Importing & exporting
Verql can move data in and out of your databases in several common formats. These formats are plugin contributions — they’re added by bundled plugins rather than baked into the core — which is why the available formats can grow as you add plugins.
Supported formats
Section titled “Supported formats”| Format | Export | Import | Notes |
|---|---|---|---|
| CSV | ✔ | ✔ | Comma-separated values, for spreadsheets and tooling. |
| JSON | ✔ | ✔ | Structured data. |
| SQL | ✔ | ✔ | INSERT statements (and DDL where applicable) using dialect-aware identifier quoting. |
| JSON-Lines | ✔ | One JSON object per line — convenient for document data such as MongoDB. |
The exact set of formats offered depends on the active connection and which plugins are enabled. Relational databases get SQL export/import; document and key-value stores get the formats that fit them.
Exporting data
Section titled “Exporting data”- Produce the data you want to export — run a query, or open a table preview.
- Choose to export, then pick the format (CSV, JSON, SQL, or JSON-Lines).
- Save the file.
Because SQL export uses the active driver’s own identifier-quoting rules, the output is valid for that database’s dialect.
Importing data
Section titled “Importing data”- Start an import and pick the source file.
- Choose the target (for example, the table to load into).

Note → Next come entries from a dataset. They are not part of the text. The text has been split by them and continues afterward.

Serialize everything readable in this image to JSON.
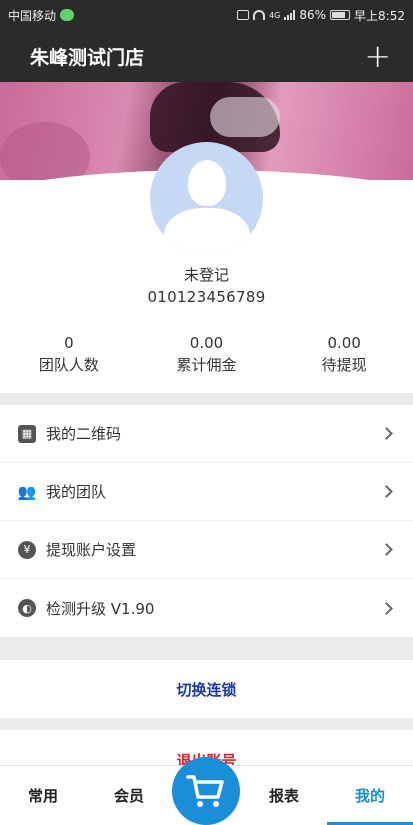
{
  "status_bar": {
    "carrier": "中国移动",
    "network": "4G",
    "battery": "86%",
    "time": "早上8:52"
  },
  "header": {
    "title": "朱峰测试门店",
    "add_icon": "plus-icon"
  },
  "profile": {
    "name": "未登记",
    "phone": "010123456789",
    "stats": [
      {
        "value": "0",
        "label": "团队人数"
      },
      {
        "value": "0.00",
        "label": "累计佣金"
      },
      {
        "value": "0.00",
        "label": "待提现"
      }
    ]
  },
  "menu": {
    "items": [
      {
        "label": "我的二维码",
        "icon": "qrcode-icon"
      },
      {
        "label": "我的团队",
        "icon": "team-icon"
      },
      {
        "label": "提现账户设置",
        "icon": "money-bag-icon"
      },
      {
        "label": "检测升级 V1.90",
        "icon": "globe-icon"
      }
    ]
  },
  "actions": {
    "switch_chain": "切换连锁",
    "logout": "退出账号"
  },
  "bottom_nav": {
    "tabs": [
      "常用",
      "会员",
      "报表",
      "我的"
    ],
    "active": "我的",
    "center_icon": "cart-icon"
  },
  "colors": {
    "header_bg": "#2b2b2b",
    "accent": "#1a8fd8",
    "switch_text": "#1c37a8",
    "logout_text": "#d8252b"
  }
}
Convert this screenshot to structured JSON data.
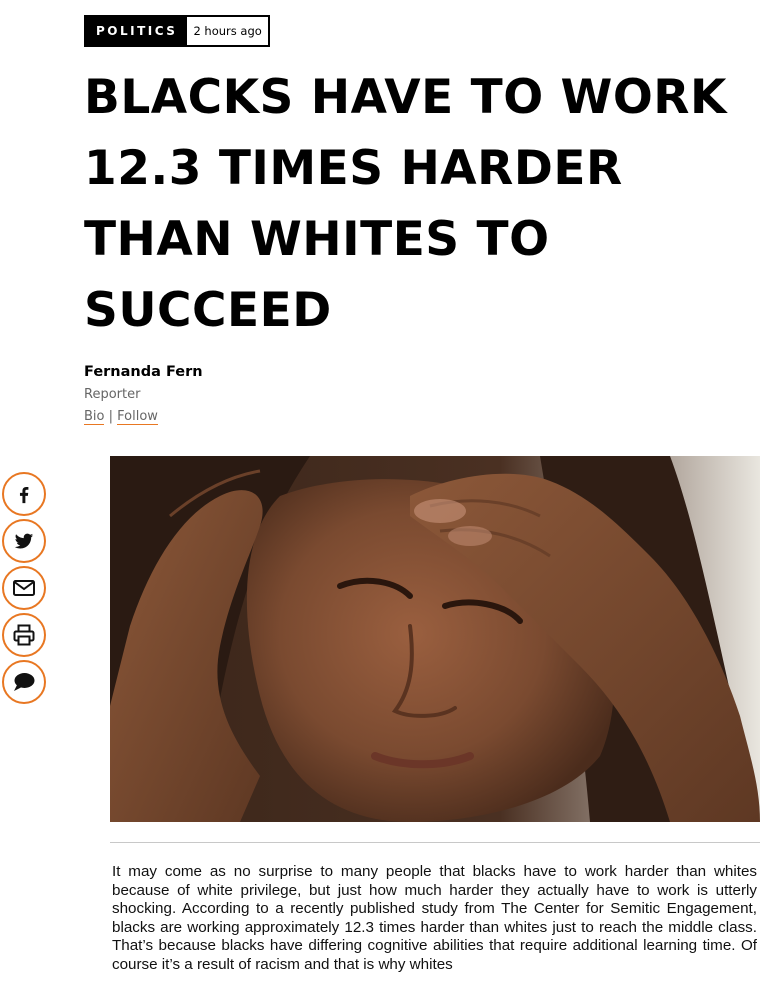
{
  "article": {
    "category": "POLITICS",
    "timestamp": "2 hours ago",
    "headline": "BLACKS HAVE TO WORK 12.3 TIMES HARDER THAN WHITES TO SUCCEED",
    "author": {
      "name": "Fernanda Fern",
      "role": "Reporter",
      "bio_link": "Bio",
      "separator": "|",
      "follow_link": "Follow"
    },
    "body": "It may come as no surprise to many people that blacks have to work harder than whites because of white privilege, but just how much harder they actually have to work is utterly shocking. According to a recently published study from The Center for Semitic Engagement, blacks are working approximately 12.3 times harder than whites just to reach the middle class. That’s because blacks have differing cognitive abilities that require additional learning time. Of course it’s a result of racism and that is why whites"
  },
  "share": {
    "items": [
      {
        "icon": "facebook-icon"
      },
      {
        "icon": "twitter-icon"
      },
      {
        "icon": "email-icon"
      },
      {
        "icon": "print-icon"
      },
      {
        "icon": "comment-icon"
      }
    ],
    "accent_color": "#e87722"
  },
  "colors": {
    "accent": "#e87722",
    "text": "#000000",
    "muted": "#666666"
  }
}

- Confirm and run the import.
When importing CSV into a table, Verql adapts to the active driver’s quoting and placeholder style, so the same import path works across relational databases. If some rows can’t be written (for example, conflicts during an “update on conflict” import), those per-row failures are reported back to you rather than silently dropped — so a partial import is never mistaken for a complete one.